Страх прошел, и любопытство, жажда докопаться до истины, дойти, как говорят, до точки, вновь загорелись в душе.
– Пошли!
Но не успели мы сделать и десяток шагов, как навстречу нам, припадая на одну ногу, вывернулась из бурана Мока. «Не отхватил ли ей кто-то часть ноги?» – прошибла меня несуразная мысль.
– Где девчонки? – крикнула она каким-то срывающимся голосом. Испуга, однако, в ней не было, да и само поведение Моки: неторопливый, прихрамывающий шаг – не походило на поведение пострадавшего от нечистого духа человека.
– А я почем знаю, – приглядываясь к ней, ответил Паша, – они, может, с испугу в другую сторону махнули, за деревню. Еще и заплутаются в буране.
– Пим мой кто-то надел, этот еле напялила – ногу давит. – Она качнула ногой.
– А мы думали, тебя там нечистый пожевал, выручать собрались.
– Настя, дура, испугалась чего-то или психанула.
– Может, не дура? Вон сколько времени в подполе сидела, а потом оттуда, как из пушки. Даже крышку одолела поднять.

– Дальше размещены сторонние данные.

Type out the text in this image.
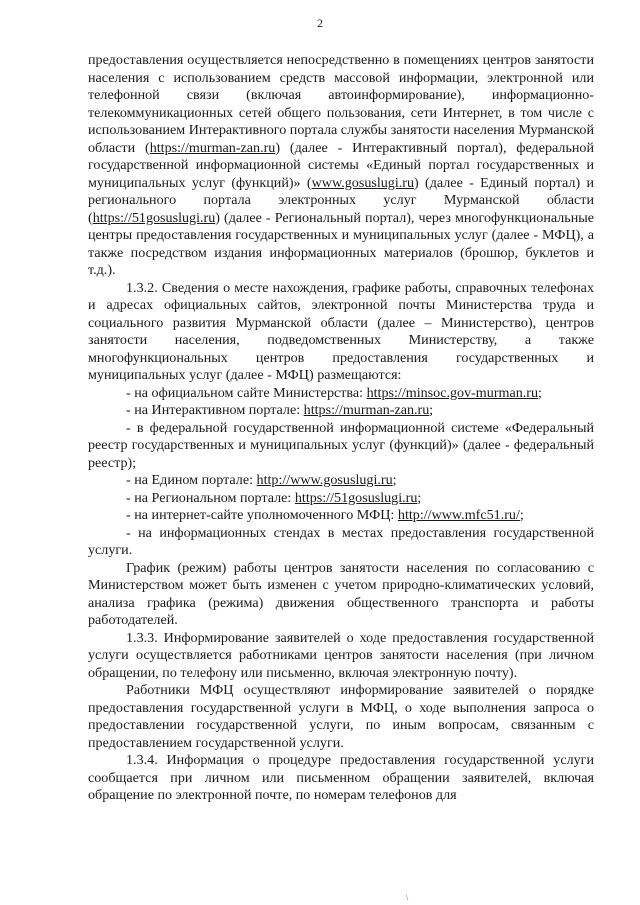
2

предоставления осуществляется непосредственно в помещениях центров занятости населения с использованием средств массовой информации, электронной или телефонной связи (включая автоинформирование), информационно-телекоммуникационных сетей общего пользования, сети Интернет, в том числе с использованием Интерактивного портала службы занятости населения Мурманской области (https://murman-zan.ru) (далее - Интерактивный портал), федеральной государственной информационной системы «Единый портал государственных и муниципальных услуг (функций)» (www.gosuslugi.ru) (далее - Единый портал) и регионального портала электронных услуг Мурманской области (https://51gosuslugi.ru) (далее - Региональный портал), через многофункциональные центры предоставления государственных и муниципальных услуг (далее - МФЦ), а также посредством издания информационных материалов (брошюр, буклетов и т.д.).

1.3.2. Сведения о месте нахождения, графике работы, справочных телефонах и адресах официальных сайтов, электронной почты Министерства труда и социального развития Мурманской области (далее – Министерство), центров занятости населения, подведомственных Министерству, а также многофункциональных центров предоставления государственных и муниципальных услуг (далее - МФЦ) размещаются:

- на официальном сайте Министерства: https://minsoc.gov-murman.ru;

- на Интерактивном портале: https://murman-zan.ru;

- в федеральной государственной информационной системе «Федеральный реестр государственных и муниципальных услуг (функций)» (далее - федеральный реестр);

- на Едином портале: http://www.gosuslugi.ru;

- на Региональном портале: https://51gosuslugi.ru;

- на интернет-сайте уполномоченного МФЦ: http://www.mfc51.ru/;

- на информационных стендах в местах предоставления государственной услуги.

График (режим) работы центров занятости населения по согласованию с Министерством может быть изменен с учетом природно-климатических условий, анализа графика (режима) движения общественного транспорта и работы работодателей.

1.3.3. Информирование заявителей о ходе предоставления государственной услуги осуществляется работниками центров занятости населения (при личном обращении, по телефону или письменно, включая электронную почту).

Работники МФЦ осуществляют информирование заявителей о порядке предоставления государственной услуги в МФЦ, о ходе выполнения запроса о предоставлении государственной услуги, по иным вопросам, связанным с предоставлением государственной услуги.

1.3.4. Информация о процедуре предоставления государственной услуги сообщается при личном или письменном обращении заявителей, включая обращение по электронной почте, по номерам телефонов для

\
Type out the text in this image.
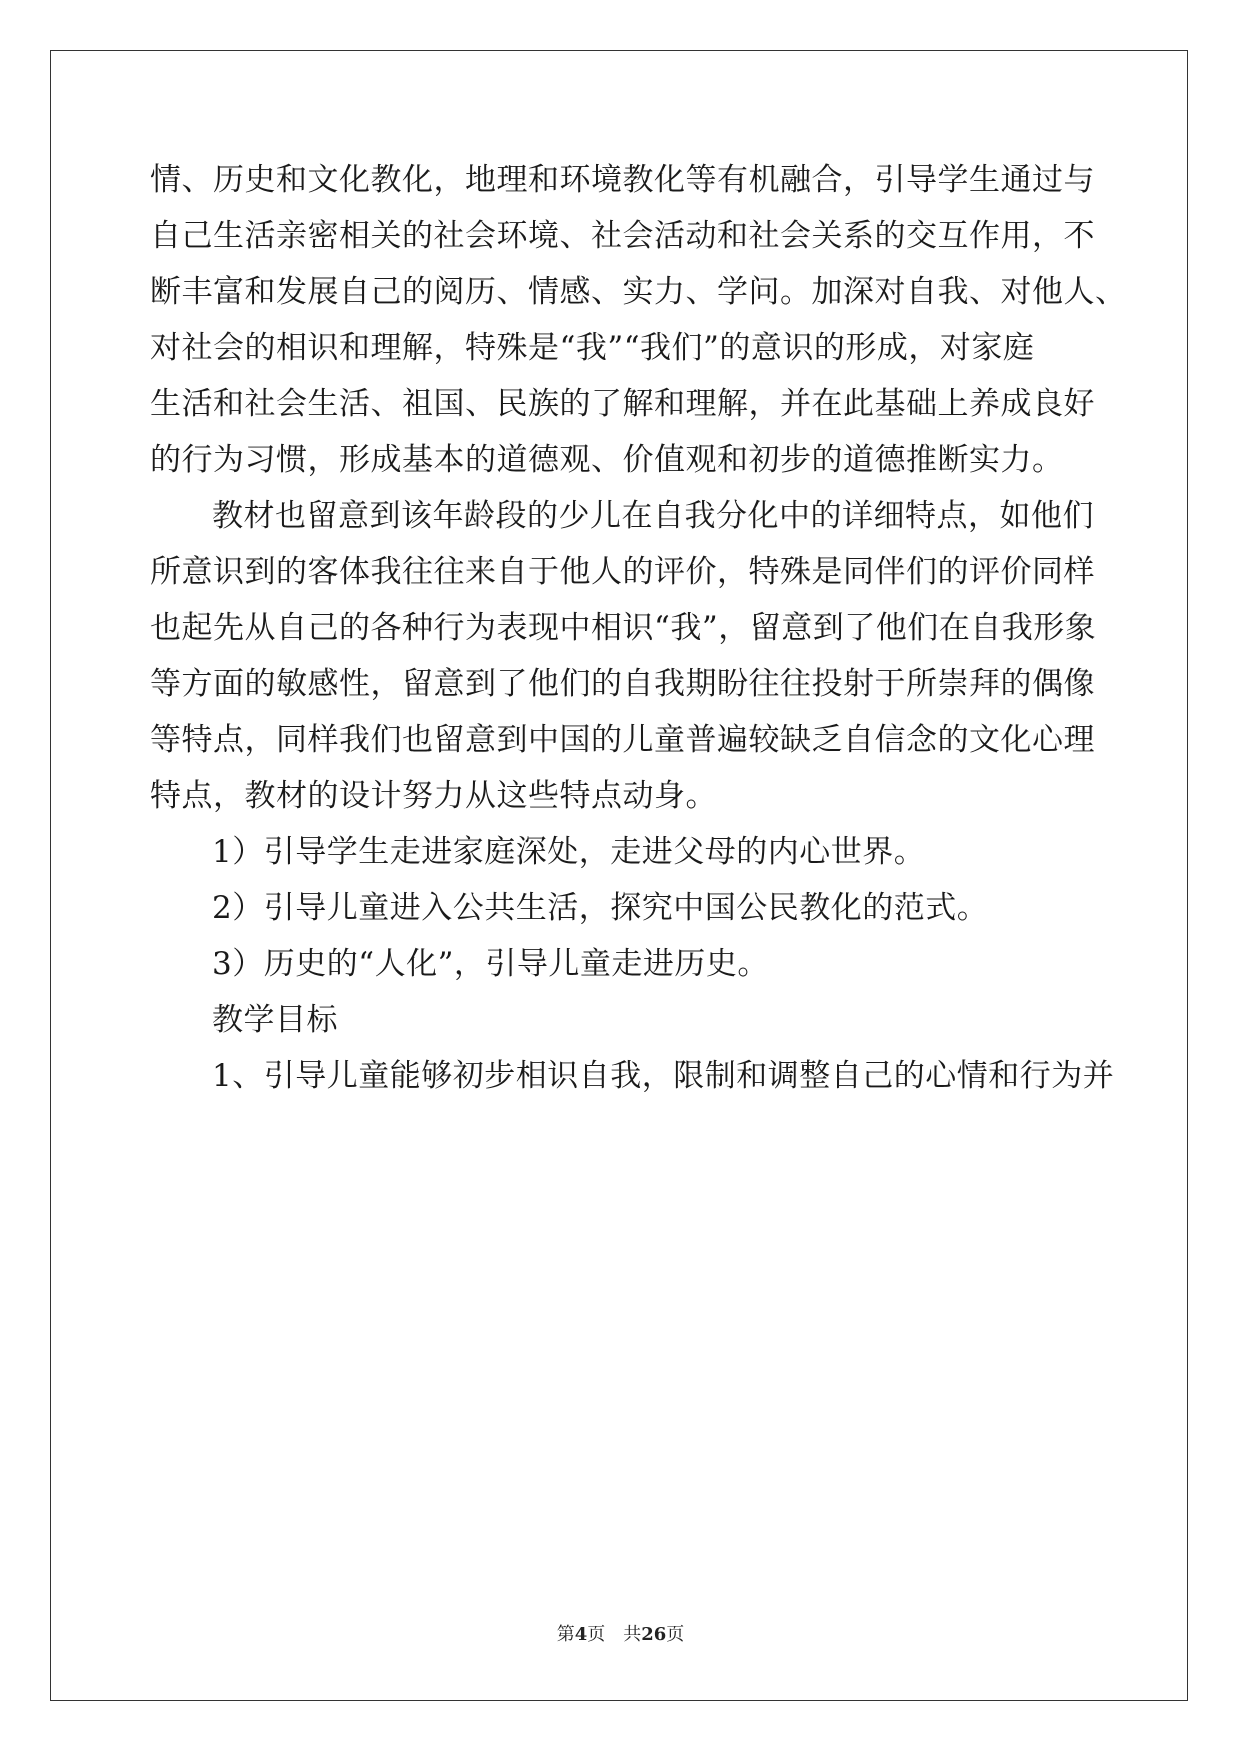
情、历史和文化教化，地理和环境教化等有机融合，引导学生通过与
自己生活亲密相关的社会环境、社会活动和社会关系的交互作用，不
断丰富和发展自己的阅历、情感、实力、学问。加深对自我、对他人、
对社会的相识和理解，特殊是“我”“我们”的意识的形成，对家庭
生活和社会生活、祖国、民族的了解和理解，并在此基础上养成良好
的行为习惯，形成基本的道德观、价值观和初步的道德推断实力。
教材也留意到该年龄段的少儿在自我分化中的详细特点，如他们
所意识到的客体我往往来自于他人的评价，特殊是同伴们的评价同样
也起先从自己的各种行为表现中相识“我”，留意到了他们在自我形象
等方面的敏感性，留意到了他们的自我期盼往往投射于所崇拜的偶像
等特点，同样我们也留意到中国的儿童普遍较缺乏自信念的文化心理
特点，教材的设计努力从这些特点动身。
1）引导学生走进家庭深处，走进父母的内心世界。
2）引导儿童进入公共生活，探究中国公民教化的范式。
3）历史的“人化”，引导儿童走进历史。
教学目标
1、引导儿童能够初步相识自我，限制和调整自己的心情和行为并
第4页　共26页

– Девчон-кии! – заорала Мока. – Где вы-ыы?.. – Голос ее утонул в буране. Во дворах вдруг залаяли собаки, и снова стало жутковато.
– Будет теперь орать, собак тревожить, – серчал Паша. – Говорил тебе – не стоит с девчонками связываться. Пойдем лучше к нам, поиграем.
И мы понеслись в буранную круговерть.
5
Потянулись короткие, похожие друг на друга, ничем не примечательные дни, перемежающиеся то крутыми морозами, которые насквозь прошивали мою старую одежонку пока я, сберегая лицо от обморожения, шел из школы до дома, то шальными вьюгами, выплескивающими такое количество снега, что мы с дедом после затишья дня два-три вывозили его в огород.
В эти скучные дни к Шуре зачастила Настя, та самая, которая во время ворожбы не побоялась посидеть в закрытом подполе. Они, пользуясь тем, что матушка работала на току, а дед постоянно занимался чем-нибудь в подворье, закрывались в комнате и о чем-то шушукались. Я хотя и знал, что подслушивать нехорошо, пакостно, но всё же подходил на цыпочках к дверям и прикладывал ухо к створке, пытаясь что-либо уловить из их приглушенного разговора – так велико было моё любопытство, почти напрочь стирающее все этические препоны. Но плотны были двери. Пропуская лишь звуки, они гасили слова. Тем не менее я стал присматриваться к Насте в те минуты, когда подружки впускали в комнату тепло железной печурки. И странное чувство особого восприятия охватывало меня: я находил, что Настя красивая, хотя и ничего еще не понимал в девчоночьей красоте. Оно, это чувство, возникало как бы само собой, исподволь, из тайников души, из глубины сознания. Не понимал, но, вглядываясь в её белое, что бумага, лицо с черными, словно намазанными сажей, дугами бровей, широко распахнутыми глазами в смородинку, затаивался в каком-то сладостном оцепенении. И волосы у неё были пышные – светлее соломы, и это при черных-то бровях и глазах! И голос особенный, какой-то мягкий, глубокий. Приглядывался да приглядывался, и она, вероятно, каким-то образом уловив мой интерес, стала шутить со мной: и то взлохмачивала мои почти такие же, как у неё, волосы, то легонько подергивала за ухо, а то и вовсе щекотала шею. Шура при этом только улыбалась, ничего не говоря, да поглядывала на меня как-то особенно. И всё это было странным, не поддающимся осмыслению – и в нашем классе было немало девчонок, но я не отличал их психологически от ребят ровесников.